Lakemont Park Lights on the Lake Display

It is a family tradition to go see light displays each year for the holidays. For the past several years we have stayed around the Greensburg area, but this year we decided to go on a bit of a road trip. I went to college in Altoona, Pennsylvania and years ago I visited the historic Lakemont Park. I knew that the park had put on a Lights on the Lake display each year, but I had never seen it for myself. This year, I decided to change that.

With just three days until Christmas we loaded the boys into the car and made the drive from Greensburg to Altoona. Its only about an hour and a half drive and there was actually snow on the mountains so it made for a vert y pretty drive.

The Lights on the Lake display runs from the middle of November to the beginning of January each year and is open every night from 6 p.m. The entrance is actually located at the back of the Altoona Curve stadium, and the path winds through Lakemont Park. While I said the gates don’t actually open until 6, you will want to be there early since the line gets pretty long pretty quickly. We were in line at 5:30 and there were a lot of cars ahead of us. 

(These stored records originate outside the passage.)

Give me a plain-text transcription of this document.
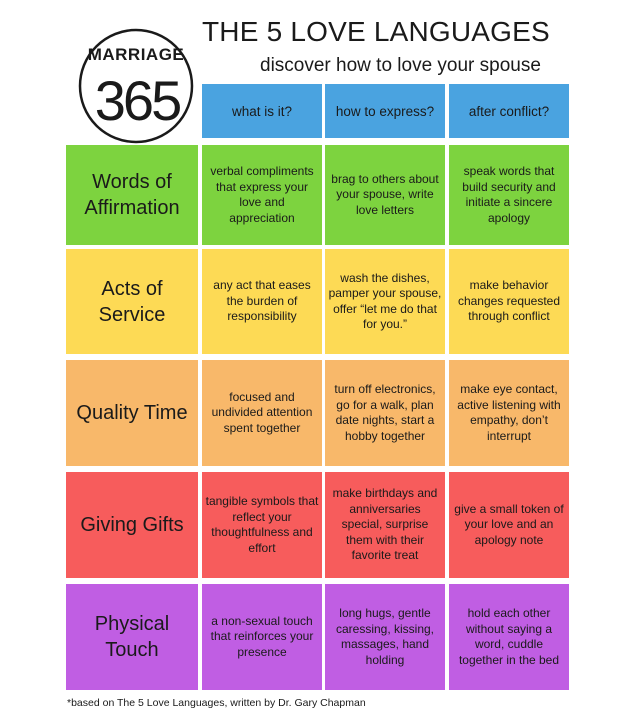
MARRIAGE
365
THE 5 LOVE LANGUAGES
discover how to love your spouse
what is it?	how to express?	after conflict?
Words of
Affirmation
verbal compliments that express your love and appreciation
brag to others about your spouse, write love letters
speak words that build security and initiate a sincere apology
Acts of
Service
any act that eases the burden of responsibility
wash the dishes, pamper your spouse, offer “let me do that for you.”
make behavior changes requested through conflict
Quality Time
focused and undivided attention spent together
turn off electronics, go for a walk, plan date nights, start a hobby together
make eye contact, active listening with empathy, don’t interrupt
Giving Gifts
tangible symbols that reflect your thoughtfulness and effort
make birthdays and anniversaries special, surprise them with their favorite treat
give a small token of your love and an apology note
Physical
Touch
a non-sexual touch that reinforces your presence
long hugs, gentle caressing, kissing, massages, hand holding
hold each other without saying a word, cuddle together in the bed
*based on The 5 Love Languages, written by Dr. Gary Chapman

Each vehicle costs $13 for a standard car, $25 for a commercial van, $30 for a school bus, and $80 for a motor coach. You are able to pay in cash, or by card so you don’t necessarily have to have cash on you. The displays are each sponsored by a different local business, and the proceeds benefits local nonprofits.

As I said before, the path starts at the back of the Altoona Curve stadium, on the far back corner of the park. You are first greeted with a look at the Skyliner, one of Lakemont Park’s two historic roller coasters. 

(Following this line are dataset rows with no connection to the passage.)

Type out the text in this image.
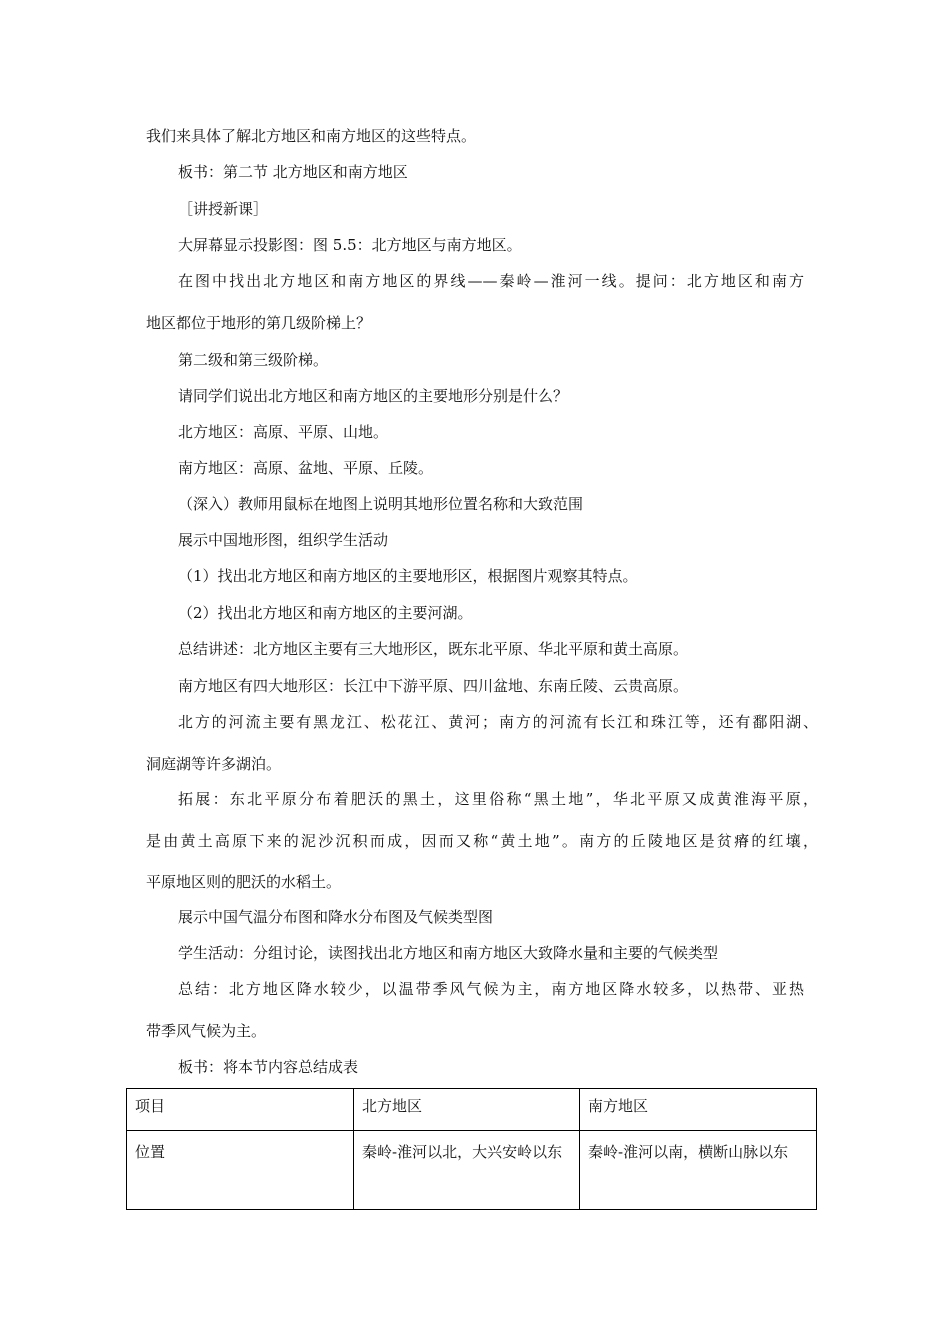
我们来具体了解北方地区和南方地区的这些特点。
板书：第二节 北方地区和南方地区
［讲授新课］
大屏幕显示投影图：图 5.5：北方地区与南方地区。
在图中找出北方地区和南方地区的界线——秦岭—淮河一线。提问：北方地区和南方
地区都位于地形的第几级阶梯上？
第二级和第三级阶梯。
请同学们说出北方地区和南方地区的主要地形分别是什么？
北方地区：高原、平原、山地。
南方地区：高原、盆地、平原、丘陵。
（深入）教师用鼠标在地图上说明其地形位置名称和大致范围
展示中国地形图，组织学生活动
（1）找出北方地区和南方地区的主要地形区，根据图片观察其特点。
（2）找出北方地区和南方地区的主要河湖。
总结讲述：北方地区主要有三大地形区，既东北平原、华北平原和黄土高原。
南方地区有四大地形区：长江中下游平原、四川盆地、东南丘陵、云贵高原。
北方的河流主要有黑龙江、松花江、黄河；南方的河流有长江和珠江等，还有鄱阳湖、
洞庭湖等许多湖泊。
拓展：东北平原分布着肥沃的黑土，这里俗称“黑土地”，华北平原又成黄淮海平原，
是由黄土高原下来的泥沙沉积而成，因而又称“黄土地”。南方的丘陵地区是贫瘠的红壤，
平原地区则的肥沃的水稻土。
展示中国气温分布图和降水分布图及气候类型图
学生活动：分组讨论，读图找出北方地区和南方地区大致降水量和主要的气候类型
总结：北方地区降水较少，以温带季风气候为主，南方地区降水较多，以热带、亚热
带季风气候为主。
板书：将本节内容总结成表
项目	北方地区	南方地区
位置	秦岭-淮河以北，大兴安岭以东	秦岭-淮河以南，横断山脉以东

C.P. Huntingdon Christmas Train

The path winds along the mini railroad with beautiful displays. The train is even parked in the station with Santa Claus driving it. (Something interesting to know is that Lakemont’s C.P. Huntingdon train is actually the same as the one you can find at Idlewild and SoakZone.)

Leap the Dips Historic Market at Lakemont Park

Leap the Dips Historic Rollercoaster

Be sure to keep a lookout for Leap the Dips, the park’s premier historic coaster and National Historic Landmark. In fact, this is the last-known side-friction roller coaster and the world’s oldest operating roller coaster. 

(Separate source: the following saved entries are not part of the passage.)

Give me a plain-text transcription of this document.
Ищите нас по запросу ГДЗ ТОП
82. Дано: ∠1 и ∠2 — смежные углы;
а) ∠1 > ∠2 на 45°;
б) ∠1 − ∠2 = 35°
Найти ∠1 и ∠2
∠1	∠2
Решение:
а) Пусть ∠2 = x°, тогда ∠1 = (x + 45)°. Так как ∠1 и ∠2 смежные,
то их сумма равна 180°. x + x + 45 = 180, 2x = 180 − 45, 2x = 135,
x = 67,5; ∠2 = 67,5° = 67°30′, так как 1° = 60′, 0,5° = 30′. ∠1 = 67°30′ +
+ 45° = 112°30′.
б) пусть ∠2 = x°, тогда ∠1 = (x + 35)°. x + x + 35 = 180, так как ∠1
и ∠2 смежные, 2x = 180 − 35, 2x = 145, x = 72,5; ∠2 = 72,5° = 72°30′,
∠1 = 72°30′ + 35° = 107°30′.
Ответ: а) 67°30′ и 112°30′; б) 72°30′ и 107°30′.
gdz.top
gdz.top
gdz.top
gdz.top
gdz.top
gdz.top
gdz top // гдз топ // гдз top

The path continues winding through fifty-one acres of park grounds with hundreds of different displays.

My favorite was a series of lighted trees. It actually reminded me of when we saw Christmas lights at Phipps Conservatory.

Banana Split Display at Lights on the Lake

By the way, how fun is it that the display featured a banana split. This is relevant because we are from Latrobe, which is actually the home of the banana split!

After taking in the beautiful lights, you can park and visit Santa’s Village. The village consists of a snack bar and photos with Santa, but the most important part was the miniature railroad display. This is probably one of the nicest displays I’ve seen recently and the boys absolutely loved it. It was absolutely worth the trip. 

Currently, Lakemont Park is undergoing extensive renovations for the 2019 season, after being closed for the past two seasons. I am really looking forward to taking the boys back to Altoona this summer and particularly experiencing the Leap the Dips as well as the Skyliner — a unique L-shaped roller coaster. 

If you are interested in visiting the Lights on the Lake display, you can visit the Lakemont Park website. Its a great way to help support not only the historic park, but also to help support local nonprofits. This display is definitely at the top of my must-do list.